Cela offre aussi une belle interaction, car au moment du “Jour du roi” le joueur qui est le plus élevé sur la piste jalon gagne 6 points, le suivant 2, les autres rien du tout (tiens comme Barrage avec sa piste d’énergie ^^).
L’énergie est notre avenir
Si au début, il n’y a qu’une seule centrale parmi les quatre qui est pourvue en Nucleum, en avançant dans la partie, les joueurs vont pouvoir approvisionner les autres en fameux minerai. Cela va nous offrir plus de capacités de production, car chose que je ne vous ai pas dite, mais chaque centrale ne peut traiter qu’un seul cube d’uranium (qui produit deux d’énergie) et pour en utiliser plus il faut soit passer par des turbines, les siennes ou celle des autres joueurs, soit par d’autres centrales.
Là encore, il peut y avoir une course qui se joue, car c’est le joueur qui atteint le seuil où est présent le nucléum qui va décider de la centrale qu’il va ravitailler. Évidemment il va choisir celle qui l’arrange le plus. Encore un petit truc malin, si le premier gagne le nucleum, il risque de perdre la course à la production, pendant le jour du roi, car les autres pourront essayer de produire plus pour placer leur étoile plus haut.

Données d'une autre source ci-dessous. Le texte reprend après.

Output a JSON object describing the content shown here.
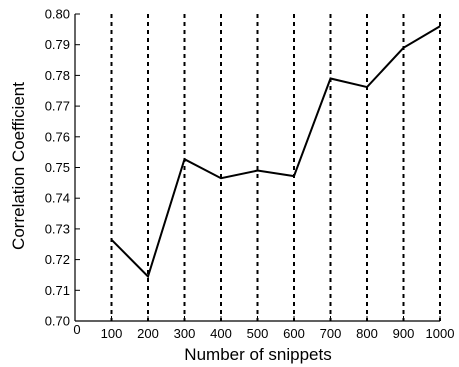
{
  "chart_data": {
    "type": "line",
    "title": "",
    "xlabel": "Number of snippets",
    "ylabel": "Correlation Coefficient",
    "xlim": [
      0,
      1000
    ],
    "ylim": [
      0.7,
      0.8
    ],
    "xticks": [
      0,
      100,
      200,
      300,
      400,
      500,
      600,
      700,
      800,
      900,
      1000
    ],
    "xtick_labels": [
      "0",
      "100",
      "200",
      "300",
      "400",
      "500",
      "600",
      "700",
      "800",
      "900",
      "1000"
    ],
    "yticks": [
      0.7,
      0.71,
      0.72,
      0.73,
      0.74,
      0.75,
      0.76,
      0.77,
      0.78,
      0.79,
      0.8
    ],
    "ytick_labels": [
      "0.70",
      "0.71",
      "0.72",
      "0.73",
      "0.74",
      "0.75",
      "0.76",
      "0.77",
      "0.78",
      "0.79",
      "0.80"
    ],
    "vertical_dashed_lines_at": [
      100,
      200,
      300,
      400,
      500,
      600,
      700,
      800,
      900,
      1000
    ],
    "grid": false,
    "series": [
      {
        "x": [
          100,
          200,
          300,
          400,
          500,
          600,
          700,
          800,
          900,
          1000
        ],
        "values": [
          0.7265,
          0.7145,
          0.7527,
          0.7465,
          0.749,
          0.7472,
          0.779,
          0.7762,
          0.789,
          0.796
        ],
        "color": "#000000"
      }
    ]
  }
}
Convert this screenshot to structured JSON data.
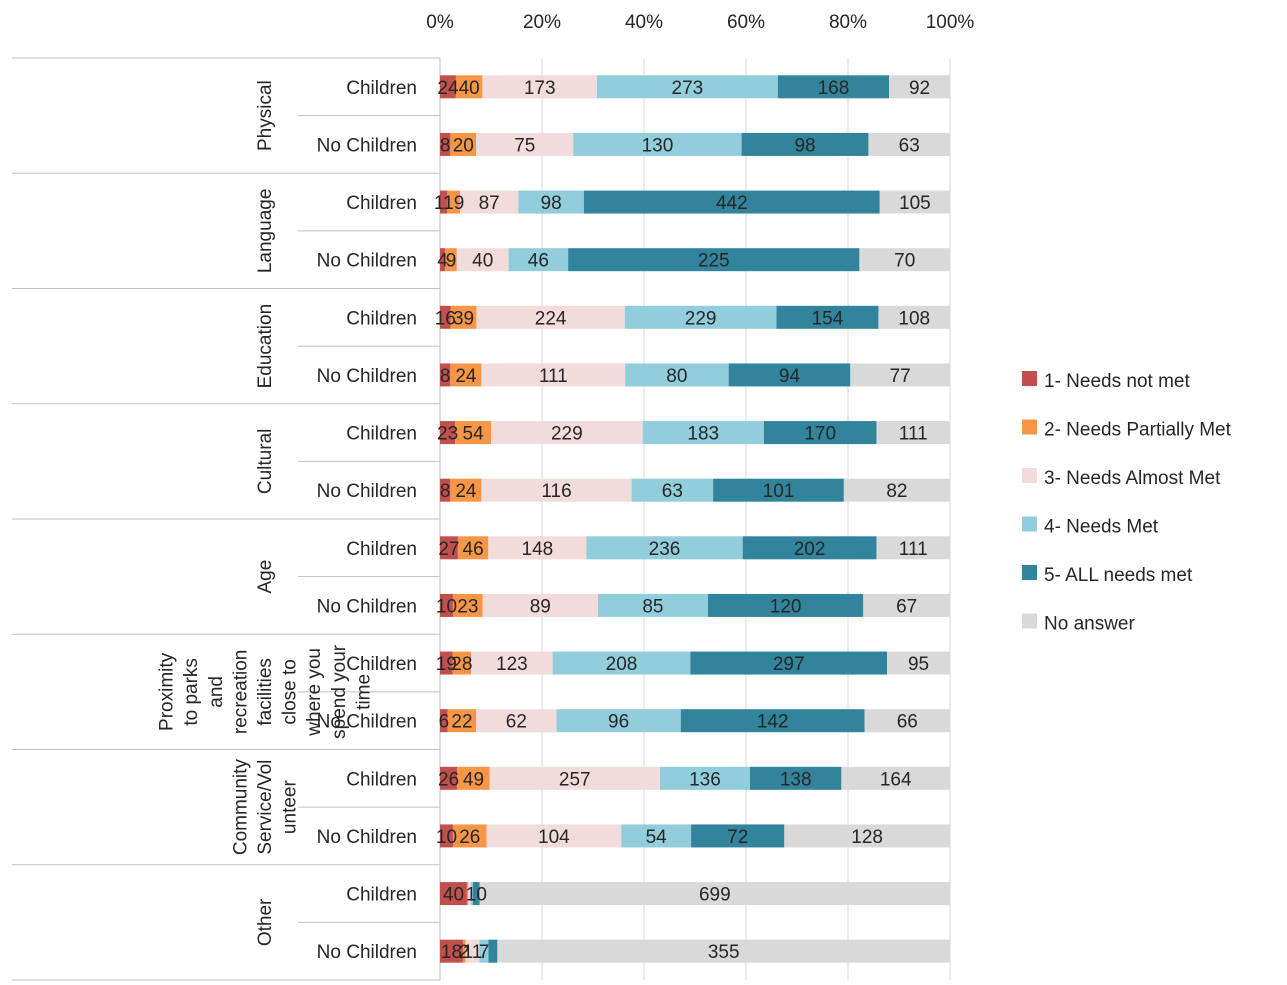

Quand on construit une mine d’uranium on y place un ou des petits cubes verts, mais là aussi attention à la pénurie ; toutefois il existe plusieurs moyens de réalimenter, comme certaines tuiles actions, en prenant des contrats ou bien des tuiles technologies. La gestion de cette ressource radioactive est très importante… mais tout est important, l’argent pour construire des bâtiments, les Meeples pour les turbines & mines.
Moteur nucléaire
S’il possède beaucoup de similitudes avec les deux chefs-d’œuvre (ces propos n’engagent que moi ^^) il a aussi ses qualités propres et se distingue par ses particularités. Revenons sur les contrats, mais aussi les bâtiments, en réalisant l’un, ou en alimentant l’autre, on gagne des bonus qui peuvent être des avancées sur des pistes de revenus, en points de victoire, argent et Meeples – une ressource ultra nécessaire pour construire des turbines, des mines d’uranium, mais aussi pour construire des rails, ainsi que des tuiles technologies. Il faut donc garder à l’esprit nos besoins et y pallier.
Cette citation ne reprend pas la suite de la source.